Comme garantie à toutes ces précautions se trouvait inscrit dans les lois avec une incroyable précision ce droit redoutable, dernière ressource des peuples opprimés, qui a été exercé plus souvent que reconnu, et qui a donné lieu à de si longs débats en Angleterre sous Jacques II, je veux parler du droit d’insurrection, consacré par André Il en des termes qui méritent d’être rapportés. « Si nous ou nos successeurs voulions violer les dispositions de cette constitution, les évêques et les nobles de ce pays, tous et individuellement, auront à jamais la libre faculté de résister à nous et à nos successeurs, sans pouvoir être accusés d’infidélité. » Cet article 31 fut juré par tous les rois jusqu’à Léopold, qui, victorieux en 1687, le fit rayer du recueil des lois ; mais il demeura inscrit au fond des cœurs, et, comme on sait, il n’y resta pas lettre morte.
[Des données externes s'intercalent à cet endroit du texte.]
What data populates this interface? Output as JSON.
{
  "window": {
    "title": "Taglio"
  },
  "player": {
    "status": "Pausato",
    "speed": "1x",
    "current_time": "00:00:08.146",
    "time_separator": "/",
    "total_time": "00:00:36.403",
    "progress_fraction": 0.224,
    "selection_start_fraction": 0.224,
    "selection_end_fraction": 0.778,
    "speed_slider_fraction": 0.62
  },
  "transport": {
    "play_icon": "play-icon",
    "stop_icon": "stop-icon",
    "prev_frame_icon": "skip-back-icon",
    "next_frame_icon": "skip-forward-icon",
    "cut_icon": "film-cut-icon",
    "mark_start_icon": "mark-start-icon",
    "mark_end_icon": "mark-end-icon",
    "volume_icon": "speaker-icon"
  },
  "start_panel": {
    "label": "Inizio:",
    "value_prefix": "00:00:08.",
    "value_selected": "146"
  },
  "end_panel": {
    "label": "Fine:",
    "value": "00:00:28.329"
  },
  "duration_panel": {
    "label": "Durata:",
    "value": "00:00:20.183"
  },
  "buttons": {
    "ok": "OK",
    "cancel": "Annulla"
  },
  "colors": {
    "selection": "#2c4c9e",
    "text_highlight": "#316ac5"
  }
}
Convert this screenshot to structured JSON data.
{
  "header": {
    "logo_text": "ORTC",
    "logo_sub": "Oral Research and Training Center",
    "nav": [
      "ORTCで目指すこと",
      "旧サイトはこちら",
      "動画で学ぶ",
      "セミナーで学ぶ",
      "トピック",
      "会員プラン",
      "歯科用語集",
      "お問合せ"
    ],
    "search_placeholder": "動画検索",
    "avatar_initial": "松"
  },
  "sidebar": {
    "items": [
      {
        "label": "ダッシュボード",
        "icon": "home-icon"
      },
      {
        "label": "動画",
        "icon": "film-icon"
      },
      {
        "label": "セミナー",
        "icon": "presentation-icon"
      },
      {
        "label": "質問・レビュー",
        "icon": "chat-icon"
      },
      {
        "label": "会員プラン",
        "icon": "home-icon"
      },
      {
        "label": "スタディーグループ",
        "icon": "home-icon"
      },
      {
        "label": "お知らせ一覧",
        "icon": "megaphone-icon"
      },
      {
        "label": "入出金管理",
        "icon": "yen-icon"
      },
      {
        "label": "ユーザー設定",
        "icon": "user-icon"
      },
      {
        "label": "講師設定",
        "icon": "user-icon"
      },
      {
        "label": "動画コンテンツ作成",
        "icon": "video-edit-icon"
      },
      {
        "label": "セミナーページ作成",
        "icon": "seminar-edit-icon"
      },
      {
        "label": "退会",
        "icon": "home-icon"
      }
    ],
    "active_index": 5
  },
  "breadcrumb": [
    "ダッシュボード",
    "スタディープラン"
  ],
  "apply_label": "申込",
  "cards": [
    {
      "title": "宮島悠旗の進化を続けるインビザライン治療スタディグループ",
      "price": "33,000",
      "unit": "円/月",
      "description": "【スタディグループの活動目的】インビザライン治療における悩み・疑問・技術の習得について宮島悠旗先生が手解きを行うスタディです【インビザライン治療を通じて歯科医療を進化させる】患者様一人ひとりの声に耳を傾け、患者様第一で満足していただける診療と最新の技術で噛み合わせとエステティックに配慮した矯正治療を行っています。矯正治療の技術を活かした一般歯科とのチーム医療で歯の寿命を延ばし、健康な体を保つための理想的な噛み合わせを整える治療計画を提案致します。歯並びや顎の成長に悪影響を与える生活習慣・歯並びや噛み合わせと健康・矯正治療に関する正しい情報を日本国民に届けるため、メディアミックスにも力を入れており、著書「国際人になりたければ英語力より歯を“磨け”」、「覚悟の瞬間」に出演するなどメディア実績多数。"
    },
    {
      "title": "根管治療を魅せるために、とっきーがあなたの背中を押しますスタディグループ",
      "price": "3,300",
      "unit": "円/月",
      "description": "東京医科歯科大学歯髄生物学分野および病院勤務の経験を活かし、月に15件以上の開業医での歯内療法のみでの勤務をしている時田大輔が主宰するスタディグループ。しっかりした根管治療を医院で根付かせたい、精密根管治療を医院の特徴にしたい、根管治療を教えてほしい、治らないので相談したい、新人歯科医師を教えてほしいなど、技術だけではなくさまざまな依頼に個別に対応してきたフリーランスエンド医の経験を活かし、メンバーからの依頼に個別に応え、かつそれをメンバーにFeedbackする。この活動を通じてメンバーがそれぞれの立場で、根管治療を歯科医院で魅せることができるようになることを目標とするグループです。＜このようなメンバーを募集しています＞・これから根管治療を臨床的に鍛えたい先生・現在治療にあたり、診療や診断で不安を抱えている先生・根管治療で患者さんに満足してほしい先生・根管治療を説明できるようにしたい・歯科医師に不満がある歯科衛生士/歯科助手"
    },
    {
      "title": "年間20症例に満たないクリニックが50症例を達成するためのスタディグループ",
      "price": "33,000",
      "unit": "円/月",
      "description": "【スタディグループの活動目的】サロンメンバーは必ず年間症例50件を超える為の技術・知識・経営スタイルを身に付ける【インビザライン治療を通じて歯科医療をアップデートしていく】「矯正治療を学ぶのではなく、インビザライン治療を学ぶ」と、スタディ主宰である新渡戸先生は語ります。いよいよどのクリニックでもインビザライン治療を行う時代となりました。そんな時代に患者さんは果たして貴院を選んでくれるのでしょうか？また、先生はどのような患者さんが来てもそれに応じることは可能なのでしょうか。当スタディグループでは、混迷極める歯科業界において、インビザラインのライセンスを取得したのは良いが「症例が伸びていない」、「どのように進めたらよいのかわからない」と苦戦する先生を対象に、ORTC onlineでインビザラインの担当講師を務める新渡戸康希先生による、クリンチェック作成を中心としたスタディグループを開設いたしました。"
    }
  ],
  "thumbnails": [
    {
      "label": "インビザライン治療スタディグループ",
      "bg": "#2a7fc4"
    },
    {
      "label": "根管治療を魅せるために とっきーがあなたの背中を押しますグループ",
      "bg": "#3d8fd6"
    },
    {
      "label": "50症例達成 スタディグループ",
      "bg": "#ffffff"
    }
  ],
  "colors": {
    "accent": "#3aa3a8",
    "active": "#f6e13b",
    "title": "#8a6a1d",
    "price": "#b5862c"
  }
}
Ces libres institutions, qui paraîtront peut-être donner trop de pouvoir à la nation et pas assez au gouvernement, n’étaient point particulières à la Hongrie. M. de Tocqueville nous dit dans son livre sur l’Ancien régime et la Révolution que, plus il étudiait le moyen âge, plus il était frappé de la prodigieuse similitude qui existait entre les lois des différens peuples de l’Europe à cette époque. Partout, en France, en Allemagne, dans les Pays-Bas, en Espagne, le souverain ne pouvait introduire de lois nouvelles ni lever des impôts sans le consentement des états, et quand ceux-ci ne parvenaient pas à obtenir le redressement d’un abus contraire à leurs franchises, ils refusaient les subsides. Entre le souverain et la nation, il y avait contrat ; si le premier le violait, l’autre pouvait refuser l’obéissance. On se rappelle le fier serment des Aragonais envers leur roi : « Nous qui, réunis, valons et pouvons plus que vous, jurons d’obéir aux conditions ci-dessus exprimées. Sinon, non. »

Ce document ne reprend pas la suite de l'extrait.